Langmuir circulations (LC) in their traditional form are large rolling fluid flow pattern created by the interplay of surface waves and a near-surface shear current, typically both created by the wind. A celebrated theory by Craik and Leibovich (1976) describes two kinematic mechanisms which cause instabilities which grow into Langmuir rolls, both involving only the shear of the flow and the kinematic driving of flow undulations by a wavy surface, but containing no direct reference to the wind as a driving force. The same kinematic processes are present also in boundary layer flow over a wavy bottom topography in almost perfect analogy.

We present a theory of Langmuir-like circulations created by boundary layer flow over a topography in the form of a regular pattern of two monochromatic waves crossing at an oblique angle. Thus, the Craik-Leibovich instability sometimes referred to as CL1 is triggered and the close analogy with surface waves allows us to follow the general procedure of Craik (1970).

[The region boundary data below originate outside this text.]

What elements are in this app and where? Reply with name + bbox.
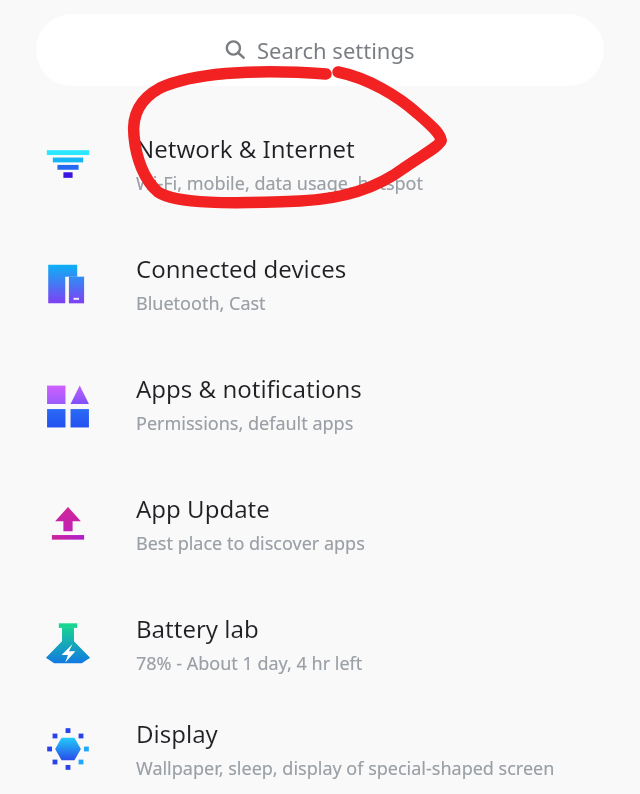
staticText: Connected devices — [136, 252, 347, 285]
staticText: Network & Internet — [136, 132, 355, 165]
button[interactable]: Battery lab — [0, 584, 640, 704]
staticText: Wallpaper, sleep, display of special-sha… — [136, 756, 555, 781]
button[interactable]: App Update — [0, 464, 640, 584]
staticText: Wi-Fi, mobile, data usage, hotspot — [136, 171, 424, 196]
button[interactable]: Apps & notifications — [0, 344, 640, 464]
staticText: Permissions, default apps — [136, 411, 354, 436]
staticText: Search settings — [257, 35, 415, 65]
other: Annotation highlighting Network & Intern… — [0, 0, 640, 794]
staticText: Apps & notifications — [136, 372, 362, 405]
staticText: App Update — [136, 492, 270, 525]
staticText: Bluetooth, Cast — [136, 291, 266, 316]
button[interactable]: Search settings — [36, 14, 604, 86]
button[interactable]: Network & Internet — [0, 104, 640, 224]
button[interactable]: Connected devices — [0, 224, 640, 344]
staticText: Display — [136, 717, 218, 750]
staticText: Battery lab — [136, 612, 259, 645]
staticText: 78% - About 1 day, 4 hr left — [136, 651, 363, 676]
staticText: Best place to discover apps — [136, 531, 365, 556]
button[interactable]: Display — [0, 704, 640, 794]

A flow of arbitrary shear profile is assumed over the bottom topography. In the opposite limits of transient inviscid flow and steady-state viscous flow simple equations for the stream function in cross-current plane can be derived and easily solved numerically. For the special case of a power-law velocity profile, explicit leading-order solutions are available. This allows us to quickly map out the circulation response to different parameters: wavelength, crossing angle and wave amplitude. The study is supplemented with direct numerical simulations which verify the manifestation of Langmuir-like circulations over wavy geometries with a no-slip boundary condition.

References
Craik, A.D.D., A wave-interaction model for the generation of windrows. J. Fluid Mech. (1970) 41, 801-821.
Craik, A.D.D. & Leibovich, S. A rational model for Langmuir circulations. J. Fluid Mech. (1976) 73, 401-426.